De Heiland vlucht echter niet. Vastberaden gaat Hij de weg via Kajafas en Pontius Pilatus naar Golgotha, de plaats waar het oordeel van God Hem in onze plaats treffen zou. Toch zegt de Here niet dat ze zijn beker niet drinken kunnen. Integendeel, Hij antwoordt: “Mijn beker zult gij wel drinken”.
Als het gaat om de menselijke kant van zijn lijden, dan zullen zij daar ook deel aan hebben. Maar pas dan als de Heer de weg tot God ontsloten heeft. Pas na het kruis!
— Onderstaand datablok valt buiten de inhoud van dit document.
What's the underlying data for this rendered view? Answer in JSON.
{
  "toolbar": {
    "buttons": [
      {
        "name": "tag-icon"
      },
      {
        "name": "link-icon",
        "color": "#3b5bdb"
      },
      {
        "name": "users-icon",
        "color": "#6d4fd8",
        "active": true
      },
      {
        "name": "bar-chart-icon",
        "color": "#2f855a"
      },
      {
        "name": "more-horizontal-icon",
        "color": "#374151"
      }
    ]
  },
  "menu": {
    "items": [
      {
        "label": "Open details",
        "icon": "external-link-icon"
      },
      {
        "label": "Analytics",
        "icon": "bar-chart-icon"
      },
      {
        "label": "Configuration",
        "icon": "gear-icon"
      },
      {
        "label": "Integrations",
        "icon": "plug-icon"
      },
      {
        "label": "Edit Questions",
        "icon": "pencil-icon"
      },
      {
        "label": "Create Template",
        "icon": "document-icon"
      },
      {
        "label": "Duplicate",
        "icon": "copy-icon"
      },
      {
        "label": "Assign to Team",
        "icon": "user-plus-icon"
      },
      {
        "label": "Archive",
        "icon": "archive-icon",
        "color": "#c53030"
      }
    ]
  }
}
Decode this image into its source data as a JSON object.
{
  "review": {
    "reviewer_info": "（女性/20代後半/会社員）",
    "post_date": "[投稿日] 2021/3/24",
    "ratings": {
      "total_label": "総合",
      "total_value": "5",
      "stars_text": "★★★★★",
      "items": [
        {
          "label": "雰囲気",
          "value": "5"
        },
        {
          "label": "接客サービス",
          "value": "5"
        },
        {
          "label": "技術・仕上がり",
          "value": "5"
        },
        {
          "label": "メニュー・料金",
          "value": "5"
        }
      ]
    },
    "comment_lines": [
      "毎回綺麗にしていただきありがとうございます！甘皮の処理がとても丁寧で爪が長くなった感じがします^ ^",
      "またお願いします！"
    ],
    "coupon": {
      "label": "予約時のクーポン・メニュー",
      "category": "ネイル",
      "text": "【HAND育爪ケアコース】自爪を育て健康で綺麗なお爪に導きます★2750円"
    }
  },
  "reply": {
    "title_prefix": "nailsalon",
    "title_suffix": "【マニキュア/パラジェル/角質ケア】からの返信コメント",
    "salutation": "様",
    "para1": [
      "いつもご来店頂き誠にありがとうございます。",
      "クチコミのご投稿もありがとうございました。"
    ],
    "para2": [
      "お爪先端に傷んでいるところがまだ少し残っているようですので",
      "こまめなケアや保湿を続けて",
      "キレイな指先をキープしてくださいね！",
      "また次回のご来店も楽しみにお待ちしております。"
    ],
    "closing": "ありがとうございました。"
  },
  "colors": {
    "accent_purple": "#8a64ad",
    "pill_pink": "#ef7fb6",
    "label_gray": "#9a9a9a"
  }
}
En pas nadat ze de kracht van de Heilige Geest ontvangen hebben. Dan wordt Jacobus de eerste Christen-martelaar onder de apostelen en valt door het zwaard van Herodes (Handelingen 12). Zijn broer Johannes ondergaat wel niet hetzelfde lot, maar lijdt toch ook vervolging en verbanning. Hij noemt zich later: “Ik, Johannes, uw broeder en deelgenoot in de verdrukking” (Openbaring 1).
Jezus volgen betekent: eerst tot Hem gaan als verloren zondaar, aanvaarden dat Hij voor ons stierf op het kruis, en dat brengt mee het lijden ter wille van zijn naam ondergaan. Zo en zo alleen wordt men “deelgenoot in ’t koninkrijk” (Openbaring 10).
Jaloezie
Nadat Jezus nog gezegd heeft dat de plaats aan zijn rechterhand en linkerhand niet door Hem, maar door de Vader aangewezen wordt, barst de jaloerse verontwaardiging van de andere 10 leerlingen los. Ook zij krijgen – en wij met hen – nog een vermaning. Onder volgelingen van Jezus Christus mag het niet gaan om eer, macht enz. Christus volgen wil zeggen: dienen, slaaf zijn.
De Heer zelf is gekomen om te dienen, en zijn grootste dienst is dat Hij kwam om “zijn leven te geven als losprijs voor velen”. Vraag! Behoort u al tot die velen die zich hebben laten loskopen?